Companies’ operations are driven only loosely by the purpose, structures, and processes neatly outlined in HR documents. Instead, they are controlled by the power and influence afforded to individuals by virtue of the collective’s culture, beliefs, histories, myths, and informal ways of working.

And when these “opaque dimensions” are challenged, they don’t result in resistance,

They result in inertia.

“Organizational inertia kills transformations”

Organizations are “complex organisms” that evolve to do things better, faster, cheaper over time. They will continue doing so unless changed by an external force (yes, that’s Newton’s first law of motion).

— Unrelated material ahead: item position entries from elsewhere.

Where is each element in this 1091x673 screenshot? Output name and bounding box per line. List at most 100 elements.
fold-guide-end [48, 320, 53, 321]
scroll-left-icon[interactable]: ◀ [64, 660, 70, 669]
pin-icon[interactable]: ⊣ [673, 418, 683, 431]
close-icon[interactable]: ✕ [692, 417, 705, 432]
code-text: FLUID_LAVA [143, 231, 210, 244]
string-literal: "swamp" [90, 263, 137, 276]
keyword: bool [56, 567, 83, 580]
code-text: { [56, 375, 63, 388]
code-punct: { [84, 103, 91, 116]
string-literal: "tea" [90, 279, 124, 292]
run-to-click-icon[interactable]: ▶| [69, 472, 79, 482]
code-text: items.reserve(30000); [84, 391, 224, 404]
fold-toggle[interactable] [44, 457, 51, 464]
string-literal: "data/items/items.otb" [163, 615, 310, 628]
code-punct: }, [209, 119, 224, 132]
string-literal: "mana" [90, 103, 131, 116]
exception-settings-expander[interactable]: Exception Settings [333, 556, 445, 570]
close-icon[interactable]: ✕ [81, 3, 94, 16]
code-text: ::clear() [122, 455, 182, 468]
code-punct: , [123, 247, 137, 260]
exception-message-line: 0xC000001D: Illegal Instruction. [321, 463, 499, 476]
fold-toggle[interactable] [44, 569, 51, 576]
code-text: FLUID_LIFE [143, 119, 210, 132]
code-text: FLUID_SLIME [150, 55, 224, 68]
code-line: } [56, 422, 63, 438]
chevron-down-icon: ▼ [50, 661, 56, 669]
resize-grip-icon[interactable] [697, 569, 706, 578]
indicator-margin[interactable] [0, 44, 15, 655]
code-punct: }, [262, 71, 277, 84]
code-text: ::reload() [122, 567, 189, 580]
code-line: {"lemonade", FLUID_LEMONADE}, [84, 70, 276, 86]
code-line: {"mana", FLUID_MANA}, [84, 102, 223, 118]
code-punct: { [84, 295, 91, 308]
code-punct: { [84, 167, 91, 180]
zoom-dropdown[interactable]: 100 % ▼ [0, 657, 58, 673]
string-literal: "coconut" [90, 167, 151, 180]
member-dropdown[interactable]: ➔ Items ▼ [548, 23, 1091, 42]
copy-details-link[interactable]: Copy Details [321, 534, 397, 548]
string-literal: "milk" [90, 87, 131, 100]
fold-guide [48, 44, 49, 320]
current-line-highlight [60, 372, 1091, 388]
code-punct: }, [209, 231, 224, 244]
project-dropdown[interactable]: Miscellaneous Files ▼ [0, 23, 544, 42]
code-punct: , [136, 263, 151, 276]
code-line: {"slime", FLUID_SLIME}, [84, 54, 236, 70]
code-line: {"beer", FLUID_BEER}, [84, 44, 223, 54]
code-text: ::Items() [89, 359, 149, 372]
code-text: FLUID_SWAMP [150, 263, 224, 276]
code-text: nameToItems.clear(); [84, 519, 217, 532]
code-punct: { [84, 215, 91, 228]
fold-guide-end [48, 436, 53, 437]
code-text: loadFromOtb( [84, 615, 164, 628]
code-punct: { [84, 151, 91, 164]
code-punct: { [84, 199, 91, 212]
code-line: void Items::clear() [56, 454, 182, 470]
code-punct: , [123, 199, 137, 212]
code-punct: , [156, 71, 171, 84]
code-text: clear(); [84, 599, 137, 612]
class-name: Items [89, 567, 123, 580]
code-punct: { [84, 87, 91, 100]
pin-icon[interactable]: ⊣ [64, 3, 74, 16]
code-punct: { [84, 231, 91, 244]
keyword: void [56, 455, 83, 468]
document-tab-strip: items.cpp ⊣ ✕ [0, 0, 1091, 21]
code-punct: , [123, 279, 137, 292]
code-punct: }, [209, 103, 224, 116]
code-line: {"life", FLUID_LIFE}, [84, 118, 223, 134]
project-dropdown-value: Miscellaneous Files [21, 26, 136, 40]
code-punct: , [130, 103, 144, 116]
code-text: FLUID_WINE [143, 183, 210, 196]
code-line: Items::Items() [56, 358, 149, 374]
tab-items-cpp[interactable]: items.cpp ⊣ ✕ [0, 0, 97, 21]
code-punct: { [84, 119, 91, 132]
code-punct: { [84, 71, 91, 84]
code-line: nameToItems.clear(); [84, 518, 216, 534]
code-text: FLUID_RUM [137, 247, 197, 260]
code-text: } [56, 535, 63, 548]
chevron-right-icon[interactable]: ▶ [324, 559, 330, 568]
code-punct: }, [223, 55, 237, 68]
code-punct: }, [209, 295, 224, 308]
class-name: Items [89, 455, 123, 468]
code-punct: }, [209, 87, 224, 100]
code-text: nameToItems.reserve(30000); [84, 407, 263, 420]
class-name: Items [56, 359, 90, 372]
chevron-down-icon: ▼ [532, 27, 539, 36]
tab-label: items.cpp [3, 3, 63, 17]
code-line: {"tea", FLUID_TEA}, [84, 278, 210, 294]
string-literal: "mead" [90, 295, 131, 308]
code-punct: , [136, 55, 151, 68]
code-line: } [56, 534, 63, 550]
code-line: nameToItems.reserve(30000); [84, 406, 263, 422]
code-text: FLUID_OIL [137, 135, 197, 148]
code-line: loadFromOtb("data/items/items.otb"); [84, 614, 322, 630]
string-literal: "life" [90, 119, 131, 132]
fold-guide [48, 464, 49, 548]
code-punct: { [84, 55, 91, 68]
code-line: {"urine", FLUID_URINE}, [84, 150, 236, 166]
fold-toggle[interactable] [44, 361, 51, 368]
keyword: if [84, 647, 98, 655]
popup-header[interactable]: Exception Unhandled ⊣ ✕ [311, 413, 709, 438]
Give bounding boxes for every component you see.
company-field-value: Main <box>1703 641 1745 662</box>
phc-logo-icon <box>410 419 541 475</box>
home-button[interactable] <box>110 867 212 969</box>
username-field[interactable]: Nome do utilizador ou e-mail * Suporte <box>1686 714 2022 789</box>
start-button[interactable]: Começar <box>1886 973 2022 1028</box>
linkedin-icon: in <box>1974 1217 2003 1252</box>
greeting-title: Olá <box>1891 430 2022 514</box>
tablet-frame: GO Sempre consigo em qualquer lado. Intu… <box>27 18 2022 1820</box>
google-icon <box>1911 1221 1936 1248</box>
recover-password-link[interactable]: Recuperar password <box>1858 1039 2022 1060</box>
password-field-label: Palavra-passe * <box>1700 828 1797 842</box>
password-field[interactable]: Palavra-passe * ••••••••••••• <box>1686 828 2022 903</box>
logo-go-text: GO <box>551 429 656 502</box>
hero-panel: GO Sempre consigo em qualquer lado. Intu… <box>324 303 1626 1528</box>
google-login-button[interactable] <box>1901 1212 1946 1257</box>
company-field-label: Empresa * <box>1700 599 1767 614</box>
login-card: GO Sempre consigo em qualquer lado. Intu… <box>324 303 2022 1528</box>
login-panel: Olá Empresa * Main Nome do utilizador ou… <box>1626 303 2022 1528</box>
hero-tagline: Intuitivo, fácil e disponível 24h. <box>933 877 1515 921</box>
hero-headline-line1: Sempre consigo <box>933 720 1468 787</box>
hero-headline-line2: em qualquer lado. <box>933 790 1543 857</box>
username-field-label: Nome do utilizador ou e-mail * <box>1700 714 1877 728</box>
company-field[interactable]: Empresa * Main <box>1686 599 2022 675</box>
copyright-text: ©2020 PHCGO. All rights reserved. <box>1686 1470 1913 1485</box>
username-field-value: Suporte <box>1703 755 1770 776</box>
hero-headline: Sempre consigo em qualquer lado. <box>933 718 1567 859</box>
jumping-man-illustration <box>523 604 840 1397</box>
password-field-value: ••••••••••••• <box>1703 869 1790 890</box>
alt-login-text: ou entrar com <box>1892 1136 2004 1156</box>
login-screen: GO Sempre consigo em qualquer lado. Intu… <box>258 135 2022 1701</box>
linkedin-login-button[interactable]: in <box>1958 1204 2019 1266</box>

That external force, the drive for transformation, must be strong enough to overcome:

  1. Insight Inertia stops organizations from getting started because there is a lack of awareness or acceptance amongst leaders that change is needed.
  2. Psychological Inertia emerges when change demands abandoning familiar success strategies. People embrace the idea of transformation but resist personal adaptation, defaulting to comfortable old behaviors.
  3. Action Inertia sets in and gains power as the long and hard work of transformation drags on. Over time, people grow tired. Exhausted by continuous change, teams progressively disengage, becoming less responsive and decisive.

But is that possible when 74% of executives are simply biding their time and waiting for failure?

“There’s a crack in everything, that’s how the light gets in.”

Did you see the crack in all the doom and gloom above?

  • 43% of executives believe their organizations are taking the right approach to transformation.
  • 29% believe that their organizations’ transformations have been successful.
  • 26% believe their company will still be around in ten years.

The majority may not believe in transformation but only 33% of bricklayers believed they were building a cathedral, and the cathedral still got built.